The new analytic workloads are more complex than the typical business intelligence (BI) use case, notes database pioneer Michael Stonebraker, an adjunct professor at MIT’s Computer Science and Artificial Intelligence Laboratory.

Internet advertisers want to know how women who bought an Apple computer differ from women who bought a Ford pickup, and the most profitable ads to present to each, for example.

Yet analytics platforms are in a “wild West” phase, and “all solutions we know of have scalability and performance problems,” he writes in his Readings in Database Systems or “Red Book” analysis.

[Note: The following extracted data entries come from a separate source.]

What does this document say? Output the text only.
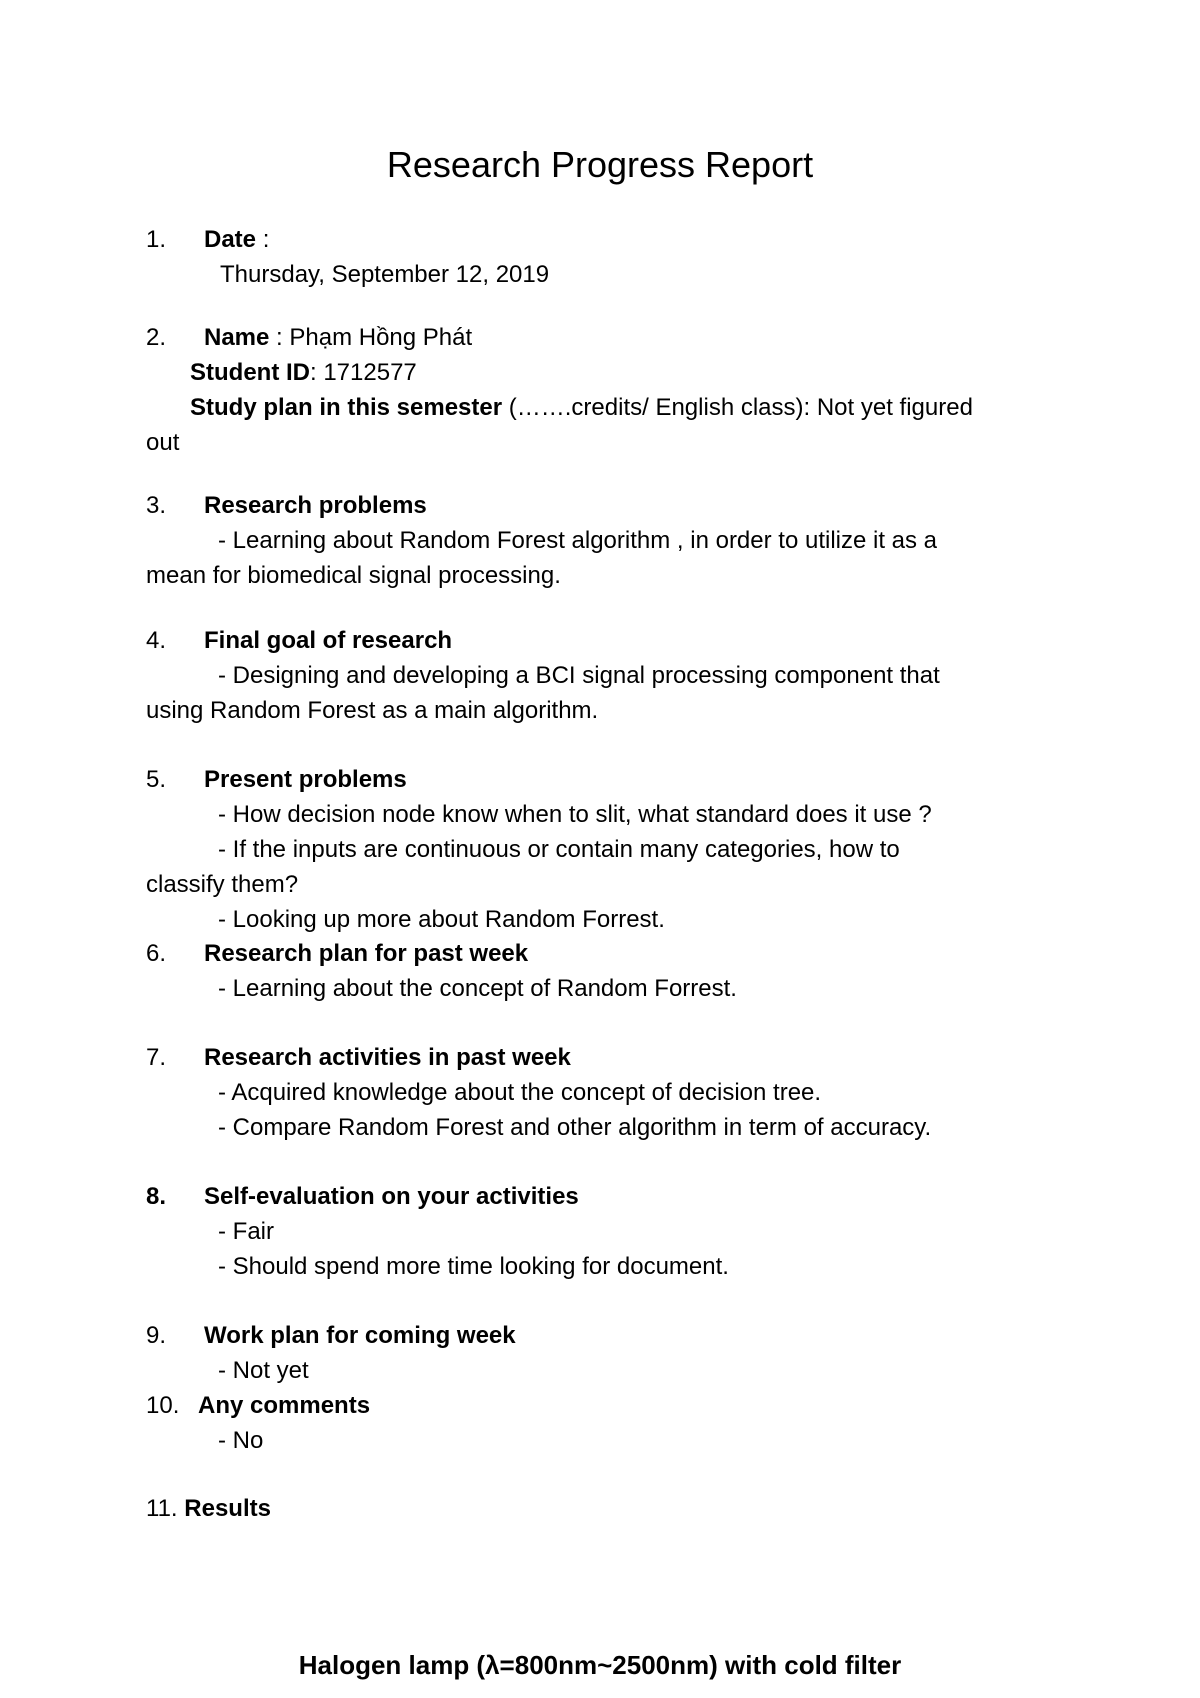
Research Progress Report
1. Date :
Thursday, September 12, 2019
2. Name : Phạm Hồng Phát
Student ID: 1712577
Study plan in this semester (…….credits/ English class): Not yet figured
out
3. Research problems
- Learning about Random Forest algorithm , in order to utilize it as a
mean for biomedical signal processing.
4. Final goal of research
- Designing and developing a BCI signal processing component that
using Random Forest as a main algorithm.
5. Present problems
- How decision node know when to slit, what standard does it use ?
- If the inputs are continuous or contain many categories, how to
classify them?
- Looking up more about Random Forrest.
6. Research plan for past week
- Learning about the concept of Random Forrest.
7. Research activities in past week
- Acquired knowledge about the concept of decision tree.
- Compare Random Forest and other algorithm in term of accuracy.
8. Self-evaluation on your activities
- Fair
- Should spend more time looking for document.
9. Work plan for coming week
- Not yet
10. Any comments
- No
11. Results
Halogen lamp (λ=800nm~2500nm) with cold filter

Not too long ago, a database could process transactions or perform analytics, but not both and certainly not at the same time. But new systems have OLAP (online analytical processing) and OLTP (online transaction processing) running simultaneously, a function called hybrid transaction/analytical processing (HTAP).

All the major database providers — SAP, Oracle, Microsoft, IBM, and Teradata — now offer this capability along with upstarts including VoltDB, NuoDB, Clustrix, MemSQL and Splice Machine.

Gartner coined the HTAP moniker and outlined four key benefits: data doesn’t have to move from operational databases to data warehouses; transactional data is readily available for analytics when created; drill-down from analytic aggregates always points to fresh HTAP application data; and you eliminate or at least reduce the need for multiple copies of the same data.

APIs and Data Accessibility

Application programming interfaces have become the way of the world, with even once-considered-laggard federal agencies using APIs to make their databases more available to researchers and developers in projects such as openFDA.

Predictive APIs are becoming the latest thing, harnessing machine learning to delve into the new world of artificial intelligence.